Offshore grid may need government investment

The government may need to pump prime investment in the mooted offshore transmission grid to get the project off the ground, according to the former director of networks at the Department for Business, Energy and Industrial Strategy (BEIS).

Dan Monzani, BEIS director for energy security, networks and markets until last September, told the House of Lords Economic Affairs Committee’s energy security inquiry on Tuesday (8 March) that he hopes the government will go “further” on network investment.

This could include upfront investment in the North Sea transmission network being explored by the government, which is designed to support prime minister Boris Johnson’s planned expansion of the UK’s offshore wind farm capacity to 40GW by 2030, he said. “It might need some government money to seed that for early progress rather than waiting for price controls.

“This allows us to increase interconnectors with the continent and helps with the intermittency problems because you have more diverse sources of power.”

This seed corn investment would enable the more rapid deployment of offshore wind turbines because they could be plugged into a “pre-planned and pre-surveyed” system rather than having to fund and build their own connections with the onshore grid like now, Monzani added.

Monzani, who left the civil service to take up his current role as managing director of the consultancy Aurora Energy Research, also told the committee that the development of an offshore transmission network may mean Contracts for Difference (CfDs) will no longer be required to financially support the development of marine wind farms.

He said: “Undoubtedly, CfDs have been phenomenally successful in driving deployment and cost of capital down but this does not automatically mean that unamended they are right instruments for the future.”

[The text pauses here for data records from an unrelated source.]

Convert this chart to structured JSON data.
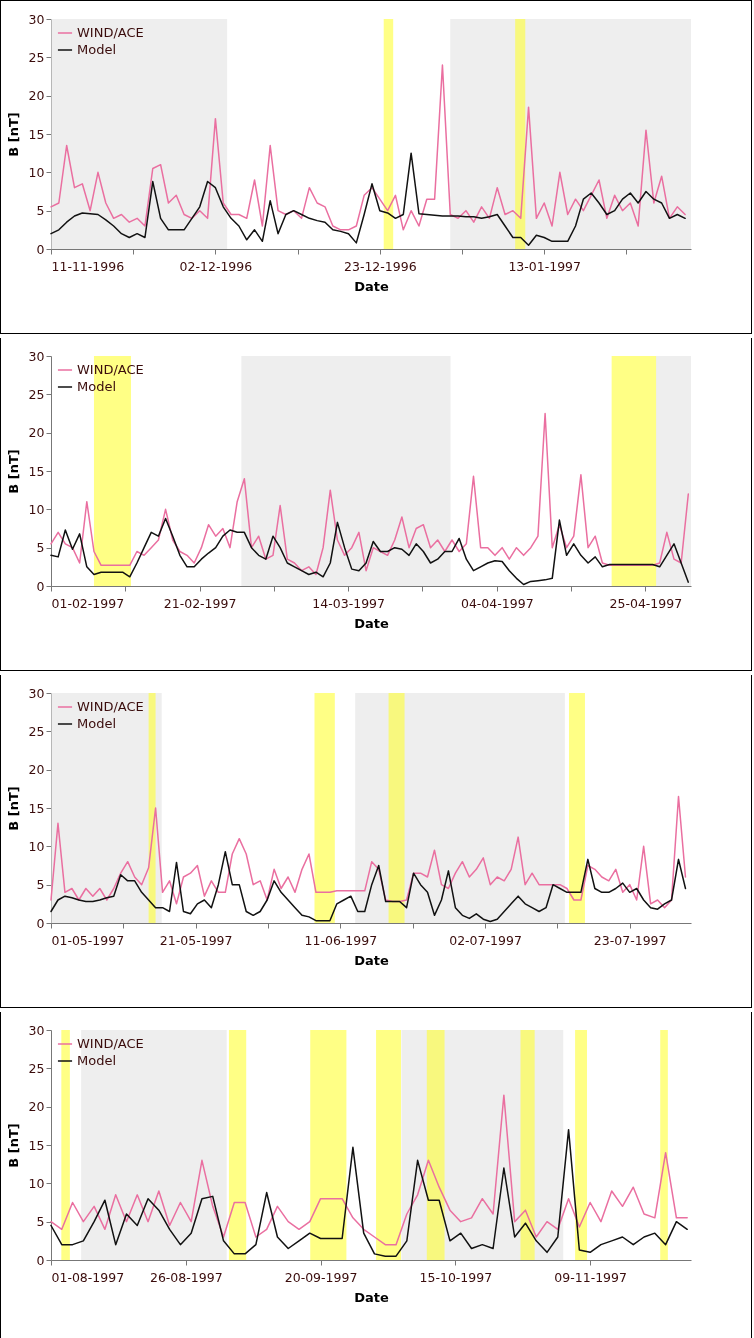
{
  "chart_data": [
    {
      "type": "line",
      "xlabel": "Date",
      "ylabel": "B [nT]",
      "legend": "top left",
      "grid": false,
      "ylim": [
        0,
        30
      ],
      "yticks": [
        0,
        5,
        10,
        15,
        20,
        25,
        30
      ],
      "xlim": [
        "1996-11-11",
        "1997-01-31T18:00"
      ],
      "xticks": [
        {
          "value": "1996-11-11",
          "label": "11-11-1996"
        },
        {
          "value": "1996-11-21T12:00",
          "label": null
        },
        {
          "value": "1996-12-02",
          "label": "02-12-1996"
        },
        {
          "value": "1996-12-12T12:00",
          "label": null
        },
        {
          "value": "1996-12-23",
          "label": "23-12-1996"
        },
        {
          "value": "1997-01-02T12:00",
          "label": null
        },
        {
          "value": "1997-01-13",
          "label": "13-01-1997"
        },
        {
          "value": "1997-01-23T12:00",
          "label": null
        }
      ],
      "bands": [
        {
          "axis": "x",
          "from": "1996-11-11",
          "to": "1996-12-03T12:00",
          "color": "#e3e3e3"
        },
        {
          "axis": "x",
          "from": "1997-01-01",
          "to": "1997-01-31T18:00",
          "color": "#e3e3e3"
        },
        {
          "axis": "x",
          "from": "1996-12-23T12:00",
          "to": "1996-12-24T17:00",
          "color": "#ffff33"
        },
        {
          "axis": "x",
          "from": "1997-01-09T07:00",
          "to": "1997-01-10T14:00",
          "color": "#ffff33"
        }
      ],
      "x": [
        "1996-11-11",
        "1996-11-12",
        "1996-11-13",
        "1996-11-14",
        "1996-11-15",
        "1996-11-16",
        "1996-11-17",
        "1996-11-18",
        "1996-11-19",
        "1996-11-20",
        "1996-11-21",
        "1996-11-22",
        "1996-11-23",
        "1996-11-24",
        "1996-11-25",
        "1996-11-26",
        "1996-11-27",
        "1996-11-28",
        "1996-11-29",
        "1996-11-30",
        "1996-12-01",
        "1996-12-02",
        "1996-12-03",
        "1996-12-04",
        "1996-12-05",
        "1996-12-06",
        "1996-12-07",
        "1996-12-08",
        "1996-12-09",
        "1996-12-10",
        "1996-12-11",
        "1996-12-12",
        "1996-12-13",
        "1996-12-14",
        "1996-12-15",
        "1996-12-16",
        "1996-12-17",
        "1996-12-18",
        "1996-12-19",
        "1996-12-20",
        "1996-12-21",
        "1996-12-22",
        "1996-12-23",
        "1996-12-24",
        "1996-12-25",
        "1996-12-26",
        "1996-12-27",
        "1996-12-28",
        "1996-12-29",
        "1996-12-30",
        "1996-12-31",
        "1997-01-01",
        "1997-01-02",
        "1997-01-03",
        "1997-01-04",
        "1997-01-05",
        "1997-01-06",
        "1997-01-07",
        "1997-01-08",
        "1997-01-09",
        "1997-01-10",
        "1997-01-11",
        "1997-01-12",
        "1997-01-13",
        "1997-01-14",
        "1997-01-15",
        "1997-01-16",
        "1997-01-17",
        "1997-01-18",
        "1997-01-19",
        "1997-01-20",
        "1997-01-21",
        "1997-01-22",
        "1997-01-23",
        "1997-01-24",
        "1997-01-25",
        "1997-01-26",
        "1997-01-27",
        "1997-01-28",
        "1997-01-29",
        "1997-01-30",
        "1997-01-31"
      ],
      "series": [
        {
          "name": "WIND/ACE",
          "color": "#ea6fa0",
          "values": [
            5.5,
            6,
            13.5,
            8,
            8.5,
            5,
            10,
            6,
            4,
            4.5,
            3.5,
            4,
            3,
            10.5,
            11,
            6,
            7,
            4.5,
            4,
            5,
            4,
            17,
            6,
            4.5,
            4.5,
            4,
            9,
            3,
            13.5,
            5,
            4.5,
            5,
            4,
            8,
            6,
            5.5,
            3,
            2.5,
            2.5,
            3,
            7,
            8,
            6.5,
            5,
            7,
            2.5,
            5,
            3,
            6.5,
            6.5,
            24,
            4.5,
            4,
            5,
            3.5,
            5.5,
            4,
            8,
            4.5,
            5,
            4,
            18.5,
            4,
            6,
            3,
            10,
            4.5,
            6.5,
            5,
            7,
            9,
            4,
            7,
            5,
            6,
            3,
            15.5,
            6,
            9.5,
            4,
            5.5,
            4.5
          ]
        },
        {
          "name": "Model",
          "color": "#111111",
          "values": [
            2,
            2.5,
            3.5,
            4.3,
            4.7,
            4.6,
            4.5,
            3.8,
            3,
            2,
            1.5,
            2,
            1.5,
            8.8,
            4,
            2.5,
            2.5,
            2.5,
            4,
            5.5,
            8.8,
            8,
            5.5,
            4,
            3,
            1.2,
            2.5,
            1,
            6.3,
            2,
            4.5,
            5,
            4.5,
            4,
            3.7,
            3.5,
            2.5,
            2.3,
            2,
            0.8,
            4.5,
            8.5,
            5,
            4.7,
            4,
            4.5,
            12.5,
            4.6,
            4.5,
            4.4,
            4.3,
            4.3,
            4.3,
            4.2,
            4.2,
            4,
            4.2,
            4.5,
            3,
            1.5,
            1.5,
            0.5,
            1.8,
            1.5,
            1,
            1,
            1,
            3,
            6.5,
            7.3,
            6,
            4.5,
            5,
            6.5,
            7.3,
            6,
            7.5,
            6.5,
            6,
            4,
            4.5,
            4
          ]
        }
      ]
    },
    {
      "type": "line",
      "xlabel": "Date",
      "ylabel": "B [nT]",
      "legend": "top left",
      "grid": false,
      "ylim": [
        0,
        30
      ],
      "yticks": [
        0,
        5,
        10,
        15,
        20,
        25,
        30
      ],
      "xlim": [
        "1997-02-01",
        "1997-05-01T09:00"
      ],
      "xticks": [
        {
          "value": "1997-02-01",
          "label": "01-02-1997"
        },
        {
          "value": "1997-02-11T09:00",
          "label": null
        },
        {
          "value": "1997-02-21T18:00",
          "label": "21-02-1997"
        },
        {
          "value": "1997-03-04T03:00",
          "label": null
        },
        {
          "value": "1997-03-14T12:00",
          "label": "14-03-1997"
        },
        {
          "value": "1997-03-24T21:00",
          "label": null
        },
        {
          "value": "1997-04-04T06:00",
          "label": "04-04-1997"
        },
        {
          "value": "1997-04-14T15:00",
          "label": null
        },
        {
          "value": "1997-04-25",
          "label": "25-04-1997"
        }
      ],
      "bands": [
        {
          "axis": "x",
          "from": "1997-02-27T14:00",
          "to": "1997-03-28T19:00",
          "color": "#e3e3e3"
        },
        {
          "axis": "x",
          "from": "1997-04-26T12:00",
          "to": "1997-05-01T09:00",
          "color": "#e3e3e3"
        },
        {
          "axis": "x",
          "from": "1997-02-07",
          "to": "1997-02-12T04:00",
          "color": "#ffff33"
        },
        {
          "axis": "x",
          "from": "1997-04-20T07:00",
          "to": "1997-04-26T12:00",
          "color": "#ffff33"
        }
      ],
      "x": [
        "1997-02-01",
        "1997-02-02",
        "1997-02-03",
        "1997-02-04",
        "1997-02-05",
        "1997-02-06",
        "1997-02-07",
        "1997-02-08",
        "1997-02-09",
        "1997-02-10",
        "1997-02-11",
        "1997-02-12",
        "1997-02-13",
        "1997-02-14",
        "1997-02-15",
        "1997-02-16",
        "1997-02-17",
        "1997-02-18",
        "1997-02-19",
        "1997-02-20",
        "1997-02-21",
        "1997-02-22",
        "1997-02-23",
        "1997-02-24",
        "1997-02-25",
        "1997-02-26",
        "1997-02-27",
        "1997-02-28",
        "1997-03-01",
        "1997-03-02",
        "1997-03-03",
        "1997-03-04",
        "1997-03-05",
        "1997-03-06",
        "1997-03-07",
        "1997-03-08",
        "1997-03-09",
        "1997-03-10",
        "1997-03-11",
        "1997-03-12",
        "1997-03-13",
        "1997-03-14",
        "1997-03-15",
        "1997-03-16",
        "1997-03-17",
        "1997-03-18",
        "1997-03-19",
        "1997-03-20",
        "1997-03-21",
        "1997-03-22",
        "1997-03-23",
        "1997-03-24",
        "1997-03-25",
        "1997-03-26",
        "1997-03-27",
        "1997-03-28",
        "1997-03-29",
        "1997-03-30",
        "1997-03-31",
        "1997-04-01",
        "1997-04-02",
        "1997-04-03",
        "1997-04-04",
        "1997-04-05",
        "1997-04-06",
        "1997-04-07",
        "1997-04-08",
        "1997-04-09",
        "1997-04-10",
        "1997-04-11",
        "1997-04-12",
        "1997-04-13",
        "1997-04-14",
        "1997-04-15",
        "1997-04-16",
        "1997-04-17",
        "1997-04-18",
        "1997-04-19",
        "1997-04-20",
        "1997-04-21",
        "1997-04-22",
        "1997-04-23",
        "1997-04-24",
        "1997-04-25",
        "1997-04-26",
        "1997-04-27",
        "1997-04-28",
        "1997-04-29",
        "1997-04-30",
        "1997-05-01"
      ],
      "series": [
        {
          "name": "WIND/ACE",
          "color": "#ea6fa0",
          "values": [
            5.5,
            7,
            5.5,
            5,
            3,
            11,
            4.5,
            2.7,
            2.7,
            2.7,
            2.7,
            2.7,
            4.5,
            4,
            5,
            6,
            10,
            6,
            4.5,
            4,
            3,
            5,
            8,
            6.5,
            7.5,
            5,
            11,
            14,
            5,
            6.5,
            3.5,
            4,
            10.5,
            3.5,
            3,
            2,
            2.5,
            1.5,
            5,
            12.5,
            6,
            4,
            5,
            7,
            2,
            5,
            4.5,
            4,
            6,
            9,
            5,
            7.5,
            8,
            5,
            6,
            4.5,
            6,
            4.5,
            5.5,
            14.3,
            5,
            5,
            4,
            5,
            3.5,
            5,
            4,
            5,
            6.5,
            22.5,
            5,
            8,
            5,
            6.5,
            14.5,
            5,
            6.5,
            3,
            2.7,
            2.7,
            2.7,
            2.7,
            2.7,
            2.7,
            2.7,
            3,
            7,
            3.5,
            3,
            12
          ]
        },
        {
          "name": "Model",
          "color": "#111111",
          "values": [
            4,
            3.8,
            7.3,
            4.8,
            6.8,
            2.5,
            1.5,
            1.8,
            1.8,
            1.8,
            1.8,
            1.2,
            3,
            5,
            7,
            6.5,
            8.8,
            6.5,
            4,
            2.5,
            2.5,
            3.5,
            4.3,
            5,
            6.5,
            7.3,
            7,
            7,
            5,
            4,
            3.5,
            6.5,
            5,
            3,
            2.5,
            2,
            1.5,
            1.8,
            1.2,
            3,
            8.3,
            5,
            2.2,
            2,
            3,
            5.8,
            4.5,
            4.5,
            5,
            4.8,
            4,
            5.5,
            4.5,
            3,
            3.5,
            4.5,
            4.5,
            6.2,
            3.5,
            2,
            2.5,
            3,
            3.3,
            3.2,
            2,
            1,
            0.2,
            0.6,
            0.7,
            0.8,
            1,
            8.6,
            4,
            5.5,
            4,
            3,
            3.8,
            2.5,
            2.8,
            2.8,
            2.8,
            2.8,
            2.8,
            2.8,
            2.8,
            2.5,
            4,
            5.5,
            3,
            0.5
          ]
        }
      ]
    },
    {
      "type": "line",
      "xlabel": "Date",
      "ylabel": "B [nT]",
      "legend": "top left",
      "grid": false,
      "ylim": [
        0,
        30
      ],
      "yticks": [
        0,
        5,
        10,
        15,
        20,
        25,
        30
      ],
      "xlim": [
        "1997-05-01",
        "1997-07-31T19:00"
      ],
      "xticks": [
        {
          "value": "1997-05-01",
          "label": "01-05-1997"
        },
        {
          "value": "1997-05-11T09:00",
          "label": null
        },
        {
          "value": "1997-05-21T18:00",
          "label": "21-05-1997"
        },
        {
          "value": "1997-06-01T03:00",
          "label": null
        },
        {
          "value": "1997-06-11T12:00",
          "label": "11-06-1997"
        },
        {
          "value": "1997-06-21T21:00",
          "label": null
        },
        {
          "value": "1997-07-02T06:00",
          "label": "02-07-1997"
        },
        {
          "value": "1997-07-12T15:00",
          "label": null
        },
        {
          "value": "1997-07-23",
          "label": "23-07-1997"
        }
      ],
      "bands": [
        {
          "axis": "x",
          "from": "1997-05-01",
          "to": "1997-05-16T21:00",
          "color": "#e3e3e3"
        },
        {
          "axis": "x",
          "from": "1997-06-13T15:00",
          "to": "1997-07-13T17:00",
          "color": "#e3e3e3"
        },
        {
          "axis": "x",
          "from": "1997-05-15",
          "to": "1997-05-16",
          "color": "#ffff33"
        },
        {
          "axis": "x",
          "from": "1997-06-07T19:00",
          "to": "1997-06-10T17:00",
          "color": "#ffff33"
        },
        {
          "axis": "x",
          "from": "1997-06-18T10:00",
          "to": "1997-06-20T17:00",
          "color": "#ffff33"
        },
        {
          "axis": "x",
          "from": "1997-07-14T07:00",
          "to": "1997-07-16T14:00",
          "color": "#ffff33"
        }
      ],
      "x": [
        "1997-05-01",
        "1997-05-02",
        "1997-05-03",
        "1997-05-04",
        "1997-05-05",
        "1997-05-06",
        "1997-05-07",
        "1997-05-08",
        "1997-05-09",
        "1997-05-10",
        "1997-05-11",
        "1997-05-12",
        "1997-05-13",
        "1997-05-14",
        "1997-05-15",
        "1997-05-16",
        "1997-05-17",
        "1997-05-18",
        "1997-05-19",
        "1997-05-20",
        "1997-05-21",
        "1997-05-22",
        "1997-05-23",
        "1997-05-24",
        "1997-05-25",
        "1997-05-26",
        "1997-05-27",
        "1997-05-28",
        "1997-05-29",
        "1997-05-30",
        "1997-05-31",
        "1997-06-01",
        "1997-06-02",
        "1997-06-03",
        "1997-06-04",
        "1997-06-05",
        "1997-06-06",
        "1997-06-07",
        "1997-06-08",
        "1997-06-09",
        "1997-06-10",
        "1997-06-11",
        "1997-06-12",
        "1997-06-13",
        "1997-06-14",
        "1997-06-15",
        "1997-06-16",
        "1997-06-17",
        "1997-06-18",
        "1997-06-19",
        "1997-06-20",
        "1997-06-21",
        "1997-06-22",
        "1997-06-23",
        "1997-06-24",
        "1997-06-25",
        "1997-06-26",
        "1997-06-27",
        "1997-06-28",
        "1997-06-29",
        "1997-06-30",
        "1997-07-01",
        "1997-07-02",
        "1997-07-03",
        "1997-07-04",
        "1997-07-05",
        "1997-07-06",
        "1997-07-07",
        "1997-07-08",
        "1997-07-09",
        "1997-07-10",
        "1997-07-11",
        "1997-07-12",
        "1997-07-13",
        "1997-07-14",
        "1997-07-15",
        "1997-07-16",
        "1997-07-17",
        "1997-07-18",
        "1997-07-19",
        "1997-07-20",
        "1997-07-21",
        "1997-07-22",
        "1997-07-23",
        "1997-07-24",
        "1997-07-25",
        "1997-07-26",
        "1997-07-27",
        "1997-07-28",
        "1997-07-29",
        "1997-07-30",
        "1997-07-31"
      ],
      "series": [
        {
          "name": "WIND/ACE",
          "color": "#ea6fa0",
          "values": [
            3,
            13,
            4,
            4.5,
            3,
            4.5,
            3.5,
            4.5,
            3,
            4.5,
            6.5,
            8,
            6,
            5,
            7.2,
            15,
            4,
            5.5,
            2.5,
            6,
            6.5,
            7.5,
            3.5,
            5.5,
            4,
            4,
            9,
            11,
            9,
            5,
            5.5,
            3,
            7,
            4.5,
            6,
            4,
            7,
            9,
            4,
            4,
            4,
            4.2,
            4.2,
            4.2,
            4.2,
            4.2,
            8,
            7,
            3,
            2.8,
            2.8,
            3,
            6.5,
            6.5,
            6,
            9.5,
            5,
            4.5,
            6.5,
            8,
            6,
            7,
            8.5,
            5,
            6,
            5.5,
            7,
            11.2,
            5,
            6.5,
            5,
            5,
            5,
            5,
            4.5,
            3,
            3,
            7.5,
            7,
            6,
            5.5,
            7,
            4,
            5,
            3,
            10,
            2.5,
            3,
            2,
            3,
            16.5,
            6
          ]
        },
        {
          "name": "Model",
          "color": "#111111",
          "values": [
            1.5,
            3,
            3.5,
            3.3,
            3,
            2.8,
            2.8,
            3,
            3.3,
            3.5,
            6.3,
            5.5,
            5.5,
            4,
            3,
            2,
            2,
            1.5,
            7.9,
            1.5,
            1.2,
            2.5,
            3,
            2,
            5,
            9.3,
            5,
            5,
            1.5,
            1,
            1.5,
            3,
            5.5,
            4,
            3,
            2,
            1,
            0.8,
            0.3,
            0.3,
            0.3,
            2.5,
            3,
            3.5,
            1.5,
            1.5,
            5,
            7.5,
            2.8,
            2.8,
            2.8,
            2,
            6.5,
            5,
            4,
            1,
            3,
            6.8,
            2,
            1,
            0.6,
            1.2,
            0.5,
            0.2,
            0.5,
            1.5,
            2.5,
            3.5,
            2.5,
            2,
            1.5,
            2,
            5,
            4.5,
            4,
            4,
            4,
            8.3,
            4.5,
            4,
            4,
            4.5,
            5.2,
            4,
            4.5,
            3,
            2,
            1.8,
            2.5,
            3,
            8.3,
            4.5
          ]
        }
      ]
    },
    {
      "type": "line",
      "xlabel": "Date",
      "ylabel": "B [nT]",
      "legend": "top left",
      "grid": false,
      "ylim": [
        0,
        30
      ],
      "yticks": [
        0,
        5,
        10,
        15,
        20,
        25,
        30
      ],
      "xlim": [
        "1997-08-01",
        "1997-11-27T17:00"
      ],
      "xticks": [
        {
          "value": "1997-08-01",
          "label": "01-08-1997"
        },
        {
          "value": "1997-08-26",
          "label": "26-08-1997"
        },
        {
          "value": "1997-09-20",
          "label": "20-09-1997"
        },
        {
          "value": "1997-10-15",
          "label": "15-10-1997"
        },
        {
          "value": "1997-11-09",
          "label": "09-11-1997"
        }
      ],
      "bands": [
        {
          "axis": "x",
          "from": "1997-08-06T14:00",
          "to": "1997-09-02T14:00",
          "color": "#e3e3e3"
        },
        {
          "axis": "x",
          "from": "1997-10-05",
          "to": "1997-11-04",
          "color": "#e3e3e3"
        },
        {
          "axis": "x",
          "from": "1997-08-02T22:00",
          "to": "1997-08-04T12:00",
          "color": "#ffff33"
        },
        {
          "axis": "x",
          "from": "1997-09-03",
          "to": "1997-09-06T05:00",
          "color": "#ffff33"
        },
        {
          "axis": "x",
          "from": "1997-09-18T02:00",
          "to": "1997-09-24T19:00",
          "color": "#ffff33"
        },
        {
          "axis": "x",
          "from": "1997-09-30T07:00",
          "to": "1997-10-04T22:00",
          "color": "#ffff33"
        },
        {
          "axis": "x",
          "from": "1997-10-09T17:00",
          "to": "1997-10-13",
          "color": "#ffff33"
        },
        {
          "axis": "x",
          "from": "1997-10-27T02:00",
          "to": "1997-10-29T17:00",
          "color": "#ffff33"
        },
        {
          "axis": "x",
          "from": "1997-11-06T05:00",
          "to": "1997-11-08T10:00",
          "color": "#ffff33"
        },
        {
          "axis": "x",
          "from": "1997-11-22",
          "to": "1997-11-23T10:00",
          "color": "#ffff33"
        }
      ],
      "x": [
        "1997-08-01",
        "1997-08-03",
        "1997-08-05",
        "1997-08-07",
        "1997-08-09",
        "1997-08-11",
        "1997-08-13",
        "1997-08-15",
        "1997-08-17",
        "1997-08-19",
        "1997-08-21",
        "1997-08-23",
        "1997-08-25",
        "1997-08-27",
        "1997-08-29",
        "1997-08-31",
        "1997-09-02",
        "1997-09-04",
        "1997-09-06",
        "1997-09-08",
        "1997-09-10",
        "1997-09-12",
        "1997-09-14",
        "1997-09-16",
        "1997-09-18",
        "1997-09-20",
        "1997-09-22",
        "1997-09-24",
        "1997-09-26",
        "1997-09-28",
        "1997-09-30",
        "1997-10-02",
        "1997-10-04",
        "1997-10-06",
        "1997-10-08",
        "1997-10-10",
        "1997-10-12",
        "1997-10-14",
        "1997-10-16",
        "1997-10-18",
        "1997-10-20",
        "1997-10-22",
        "1997-10-24",
        "1997-10-26",
        "1997-10-28",
        "1997-10-30",
        "1997-11-01",
        "1997-11-03",
        "1997-11-05",
        "1997-11-07",
        "1997-11-09",
        "1997-11-11",
        "1997-11-13",
        "1997-11-15",
        "1997-11-17",
        "1997-11-19",
        "1997-11-21",
        "1997-11-23",
        "1997-11-25",
        "1997-11-27"
      ],
      "series": [
        {
          "name": "WIND/ACE",
          "color": "#ea6fa0",
          "values": [
            5,
            4,
            7.5,
            5,
            7,
            4,
            8.5,
            5,
            8.5,
            5,
            9,
            4.5,
            7.5,
            5,
            13,
            7,
            3,
            7.5,
            7.5,
            3,
            4,
            7,
            5,
            4,
            5,
            8,
            8,
            8,
            5.5,
            4,
            3,
            2,
            2,
            6,
            8.5,
            13,
            9.5,
            6.5,
            5,
            5.5,
            8,
            6,
            21.5,
            5,
            6.5,
            3,
            5,
            4,
            8,
            4.3,
            7.5,
            5,
            9,
            7,
            9.5,
            6,
            5.5,
            14,
            5.5,
            5.5
          ]
        },
        {
          "name": "Model",
          "color": "#111111",
          "values": [
            4.5,
            2,
            2,
            2.5,
            5,
            7.8,
            2,
            6,
            4.5,
            8,
            6.5,
            4,
            2,
            3.5,
            8,
            8.3,
            2.5,
            0.8,
            0.8,
            2,
            8.8,
            3,
            1.5,
            2.5,
            3.5,
            2.8,
            2.8,
            2.8,
            14.7,
            3.5,
            0.8,
            0.5,
            0.5,
            2.5,
            13,
            7.8,
            7.8,
            2.5,
            3.5,
            1.5,
            2,
            1.5,
            12,
            3,
            4.8,
            2.5,
            1,
            3,
            17,
            1.3,
            1,
            2,
            2.5,
            3,
            2,
            3,
            3.5,
            2,
            5,
            4
          ]
        }
      ]
    }
  ]
}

Enabling offshore wind turbines to plug into a transmission network could halve their capital costs, Monzani said: “If you build an offshore transmission network, you might therefore be able to introduce more merchant signals, which means more exposure to actual wholesale costs and that might be beneficial for system costs.

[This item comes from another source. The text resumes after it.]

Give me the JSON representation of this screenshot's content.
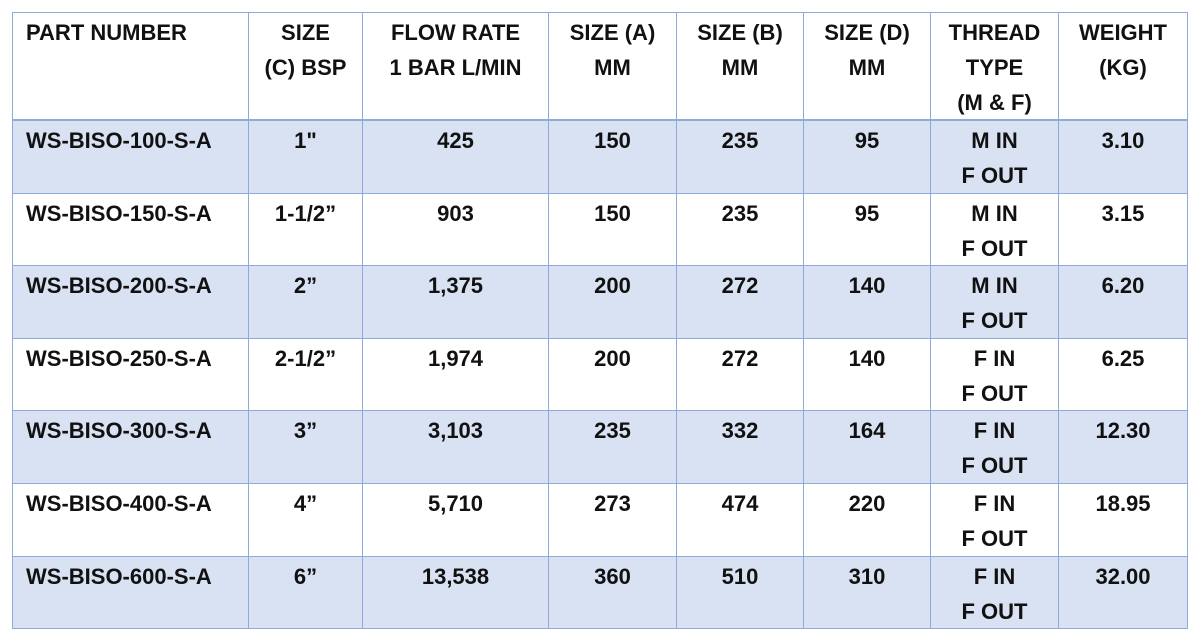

“They (CfDs) have been brilliantly successful at driving down cost of capital but that has to be balanced against the rising system costs.”

He also said the current gas supply crunch may mean that the UK’s remaining fleet of coal plants may have to “run harder” than otherwise would have been the case ahead of their planned closure in 2024.

At the same meeting, Professor Sir Dieter Helm accused the government of having paid “very limited” attention to security of supply.

The professor of energy policy at the University of Oxford, who wrote a review of energy policy for the government in 2018, said: “It is not rocket science and doesn’t need to be particularly complicated, but they have made if fantastically complicated.”

He also told the committee that it would be “more sensible” to extend the timescale for reviewing the energy price cap to an annual basis and that it should “certainly” not be halved to once every three months as Ofgem is currently considering.

Helm said less frequent reviews would make it easier for suppliers to cover their positions, reducing the likelihood that spikes in wholesale prices will drive the market.

While renewables will be an increasing part of the generation mix, he told the peers that he is “not convinced” that costs of such technologies will fall as much as people think they will, pointing to “very sharp” short term rises seen recently.